The paper is divided as follows. In the Methods section we first provide some definitions, then outline our algorithms to solve the pathway enumeration problem with both the steady state approach and the topological approach. The problem of finding and enumerating all the pathways going from a large source (as for instance al the metabolites of an organism) to a target chosen by the user is considered. All the algorithms presented for the topological approach (with the exception of the algorithm for enumeration) have polynomial worst-case running time, the algorithm for enumeration is a polynomial time per output algorithm on some classes of hypergraphs.

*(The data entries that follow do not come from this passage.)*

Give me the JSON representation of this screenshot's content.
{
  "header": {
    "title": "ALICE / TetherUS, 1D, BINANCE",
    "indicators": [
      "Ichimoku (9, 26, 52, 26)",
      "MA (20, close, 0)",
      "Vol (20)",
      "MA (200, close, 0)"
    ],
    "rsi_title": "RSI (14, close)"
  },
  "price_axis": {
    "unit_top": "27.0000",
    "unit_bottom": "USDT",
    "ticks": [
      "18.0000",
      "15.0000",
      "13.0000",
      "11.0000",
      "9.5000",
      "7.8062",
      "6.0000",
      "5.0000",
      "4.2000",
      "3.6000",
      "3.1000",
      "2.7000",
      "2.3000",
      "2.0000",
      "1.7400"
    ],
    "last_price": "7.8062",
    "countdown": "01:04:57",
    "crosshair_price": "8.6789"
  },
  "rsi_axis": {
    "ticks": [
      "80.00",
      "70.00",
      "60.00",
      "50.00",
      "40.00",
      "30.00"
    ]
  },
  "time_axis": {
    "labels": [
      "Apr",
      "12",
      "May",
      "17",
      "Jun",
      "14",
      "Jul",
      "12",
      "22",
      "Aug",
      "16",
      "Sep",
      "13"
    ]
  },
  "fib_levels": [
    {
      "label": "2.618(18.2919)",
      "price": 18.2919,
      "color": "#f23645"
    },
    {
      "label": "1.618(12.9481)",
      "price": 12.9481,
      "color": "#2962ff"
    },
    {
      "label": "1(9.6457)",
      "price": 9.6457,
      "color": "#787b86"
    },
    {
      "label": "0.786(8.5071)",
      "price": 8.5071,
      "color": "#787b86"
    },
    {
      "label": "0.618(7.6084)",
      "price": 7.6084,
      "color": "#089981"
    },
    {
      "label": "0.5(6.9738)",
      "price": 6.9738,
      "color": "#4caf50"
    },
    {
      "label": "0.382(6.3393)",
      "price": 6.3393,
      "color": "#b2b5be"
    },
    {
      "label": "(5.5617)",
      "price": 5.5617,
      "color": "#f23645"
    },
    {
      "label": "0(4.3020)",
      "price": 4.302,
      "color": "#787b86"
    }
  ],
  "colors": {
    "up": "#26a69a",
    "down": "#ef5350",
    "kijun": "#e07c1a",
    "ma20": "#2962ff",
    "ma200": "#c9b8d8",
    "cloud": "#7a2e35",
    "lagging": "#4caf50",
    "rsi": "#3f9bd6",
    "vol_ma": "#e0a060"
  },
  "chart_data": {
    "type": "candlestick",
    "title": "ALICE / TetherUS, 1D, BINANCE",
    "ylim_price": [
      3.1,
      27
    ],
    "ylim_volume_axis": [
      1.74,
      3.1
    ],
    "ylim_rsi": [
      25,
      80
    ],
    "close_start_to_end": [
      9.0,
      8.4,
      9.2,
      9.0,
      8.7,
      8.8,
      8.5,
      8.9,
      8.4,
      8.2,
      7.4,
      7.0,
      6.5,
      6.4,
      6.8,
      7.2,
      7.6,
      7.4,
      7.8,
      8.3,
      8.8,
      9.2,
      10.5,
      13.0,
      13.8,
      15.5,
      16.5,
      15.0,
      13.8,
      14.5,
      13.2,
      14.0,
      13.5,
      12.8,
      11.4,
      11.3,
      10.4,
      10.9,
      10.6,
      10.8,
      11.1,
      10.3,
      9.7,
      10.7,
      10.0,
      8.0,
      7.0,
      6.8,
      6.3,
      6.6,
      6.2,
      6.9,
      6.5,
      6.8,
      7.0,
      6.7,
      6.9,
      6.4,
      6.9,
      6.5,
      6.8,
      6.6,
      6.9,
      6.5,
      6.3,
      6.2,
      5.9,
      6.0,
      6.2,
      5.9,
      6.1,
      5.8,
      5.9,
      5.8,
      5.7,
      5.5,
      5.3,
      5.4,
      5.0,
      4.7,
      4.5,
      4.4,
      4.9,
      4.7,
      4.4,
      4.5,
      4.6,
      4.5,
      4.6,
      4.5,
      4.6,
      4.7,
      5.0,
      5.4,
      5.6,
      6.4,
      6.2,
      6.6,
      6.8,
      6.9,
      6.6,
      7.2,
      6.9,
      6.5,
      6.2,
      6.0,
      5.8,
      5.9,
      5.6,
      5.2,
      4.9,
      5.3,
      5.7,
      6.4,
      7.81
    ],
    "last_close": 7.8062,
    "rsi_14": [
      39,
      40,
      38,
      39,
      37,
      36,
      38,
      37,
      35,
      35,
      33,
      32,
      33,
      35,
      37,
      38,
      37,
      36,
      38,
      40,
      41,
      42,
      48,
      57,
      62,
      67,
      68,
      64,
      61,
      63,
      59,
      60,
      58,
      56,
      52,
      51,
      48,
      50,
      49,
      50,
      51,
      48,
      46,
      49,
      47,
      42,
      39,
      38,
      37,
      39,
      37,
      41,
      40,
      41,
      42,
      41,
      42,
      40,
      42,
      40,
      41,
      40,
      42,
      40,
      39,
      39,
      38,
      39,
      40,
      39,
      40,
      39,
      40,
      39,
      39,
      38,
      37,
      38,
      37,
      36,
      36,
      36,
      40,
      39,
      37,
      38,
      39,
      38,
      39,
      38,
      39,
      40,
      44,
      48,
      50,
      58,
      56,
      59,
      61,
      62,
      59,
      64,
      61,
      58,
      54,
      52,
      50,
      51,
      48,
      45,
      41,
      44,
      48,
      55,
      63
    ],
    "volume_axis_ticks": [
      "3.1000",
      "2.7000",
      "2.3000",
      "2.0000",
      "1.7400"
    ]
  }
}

We also provide algorithms to determine supplements, which are metabolites that the organism cannot synthesize, but which can be added to the growth media in order to increase the number of viable pathways. Furthermore, an analysis of pathways containing supplements allows finding out pathways that contain bootstrap molecules. In the Results and Discussion section we illustrate our algorithms with the enumeration of the possible pathways to synthesize more than 5000 compounds in E. coli. We "experimentally" probe the computational complexity of the steady state and topological approaches for a series of networks of growing sizes and discuss the theoretical complexity results of the topological approach, which are provided in Appendices A and B.
While we illustrate our two methods for the production of heterologous compounds using as a source set all the endogenous metabolites of E. coli, our methods can be applied to any chassis organism and more generally to any source set (for instance a set of nutrients or a set of abundant currency metabolites).